The luncheon meeting was for members of the Florence Business Council, but also for members of the Chamber of Commerce and they were permitted to bring a friend to see if the organization is something they would like to join.
Judge Moore started by hailing the partnerships that the Fiscal Court has with the cities like Union, Florence, and Hebron, and the other organizations that the court works with, mentioning that communication is the key to making things happen.
“Citizens want to be heard, but they also want to be informed,” he said. “Fiscal management is such a nucleus.”
Moore said that the county has the highest credit rating in the area, and basically no debt, depending on rainy day funds for smaller projects. He touted the fact that the property tax has been lowered to 8.5 percent, 24 percent lower than when he took office in 1998.
“We are good stewards of the people’s money,” he stated. “We attribute that to good fiscal management. And crime is fairly low in the county.”
He went on to mention that the county was one of the initiators of having School Resource Officers in the county, and the fact that the grand opening for the very first WAWA station in the area will be next week.

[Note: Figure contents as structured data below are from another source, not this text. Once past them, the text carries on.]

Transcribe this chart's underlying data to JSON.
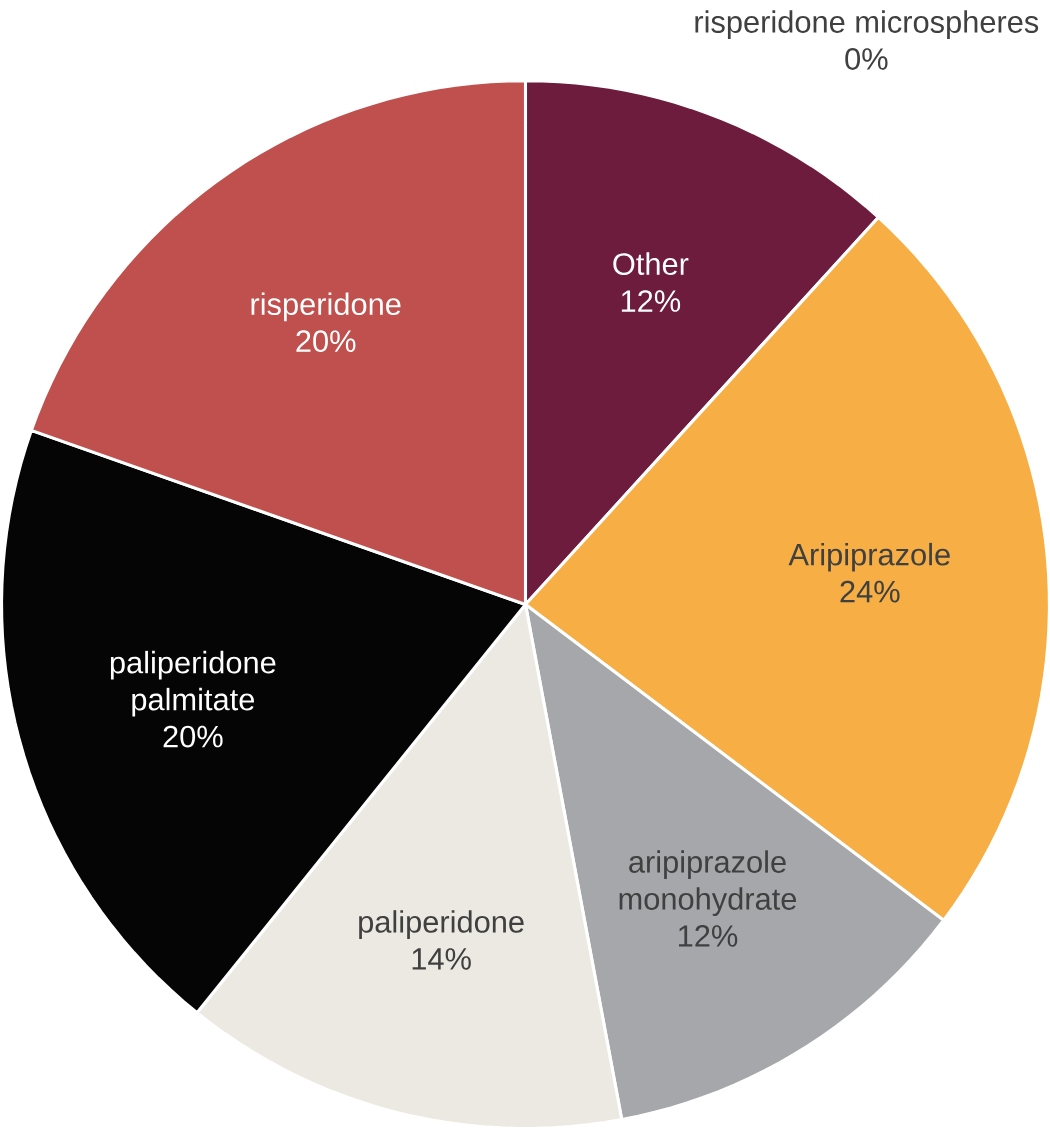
{
  "chart_data": {
    "type": "pie",
    "categories": [
      "risperidone microspheres",
      "Other",
      "Aripiprazole",
      "aripiprazole monohydrate",
      "paliperidone",
      "paliperidone palmitate",
      "risperidone"
    ],
    "values": [
      0,
      12,
      24,
      12,
      14,
      20,
      20
    ],
    "value_labels": [
      "0%",
      "12%",
      "24%",
      "12%",
      "14%",
      "20%",
      "20%"
    ],
    "colors": [
      "#8a2b4f",
      "#6e1c3e",
      "#f6ae45",
      "#a6a7aa",
      "#ebe9e1",
      "#050505",
      "#c0504d"
    ]
  }
}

Another new thing in the last few years is the addition of Police Social Workers. The need for Police Social workers came about with the Opioid settlement, when it was discovered that families needed counselors, for various reasons that might have been discounted before.
“Having a trained social worker is a service we are offering now that we have professionals to work with communities,” he said.

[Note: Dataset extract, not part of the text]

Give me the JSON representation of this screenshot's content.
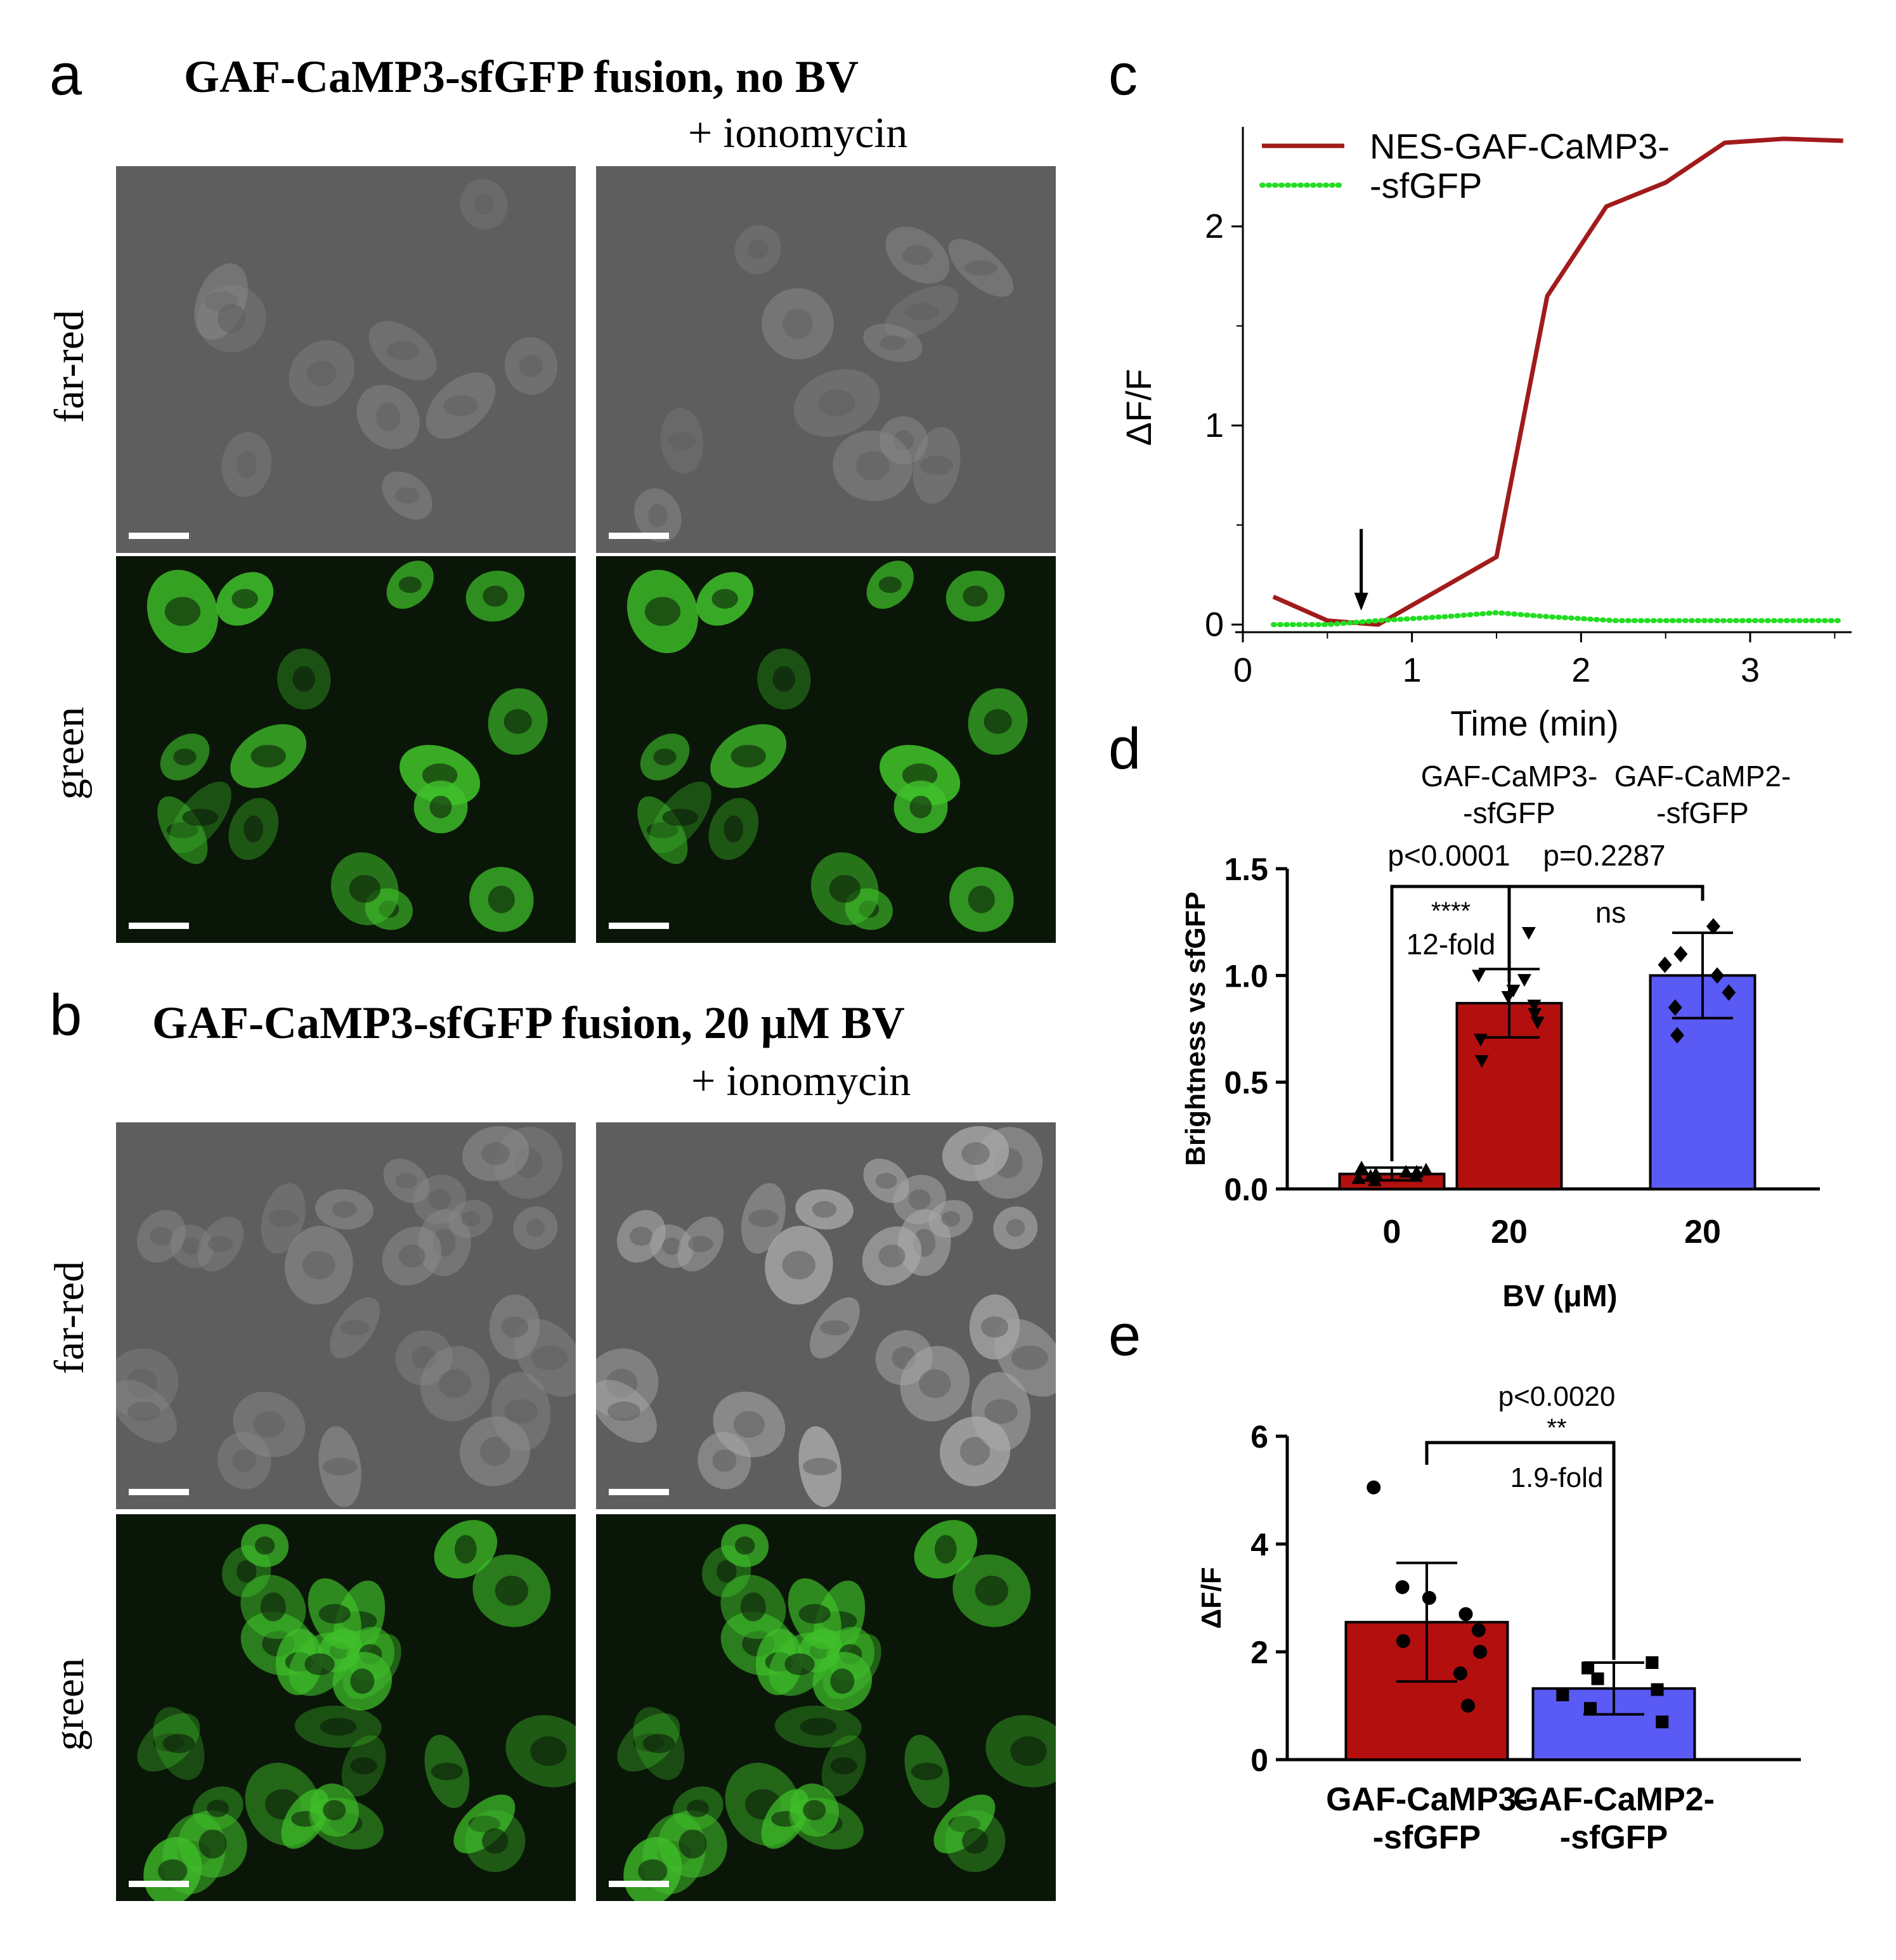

Moore talked about the rural water program, and said in the next 3 to 4 years they hope to have water service to rural areas and western Boone County.
“This has been expensive, but it is something we need to do,” Moore said.
He announced that the county will break ground for a new, free standing dispatch center, on Conrad Road, which is their next capital project.
Another project is the creation of a Transportation Improvement District, and Moore said the first project of the TID has been turn lanes by the new Walton Verona school.
Moore pulled up side by side maps of Boone County, which are 2024 and 2025 future land use maps, and he explained how if one map were superimposed on the other map they would fit together like a hand in a glove. The 2024 land use map was created in 2000, and the 2025 map was created in 2024. The difference in the greenspace and land use is just 3 percent, and Moore said they have kept it true to the plan, even though the county has grown by tens of thousands of people, added new industry, added more job creation, and so on.
“There is a plan, and the plan works,” he stated. “The map is the evidence.”
Moore said that the legislature is in session, and some of the bills tend to challenge the picture of local government which is more of the blueprint that Northern Kentucky would like.
“The government closest to the people tends to be the best,” he said. “But I will tell you, we are not finished yet. We still have a lot to do.”
The next meeting of the Florence business council will be on March 19 at the Florence Nature Center.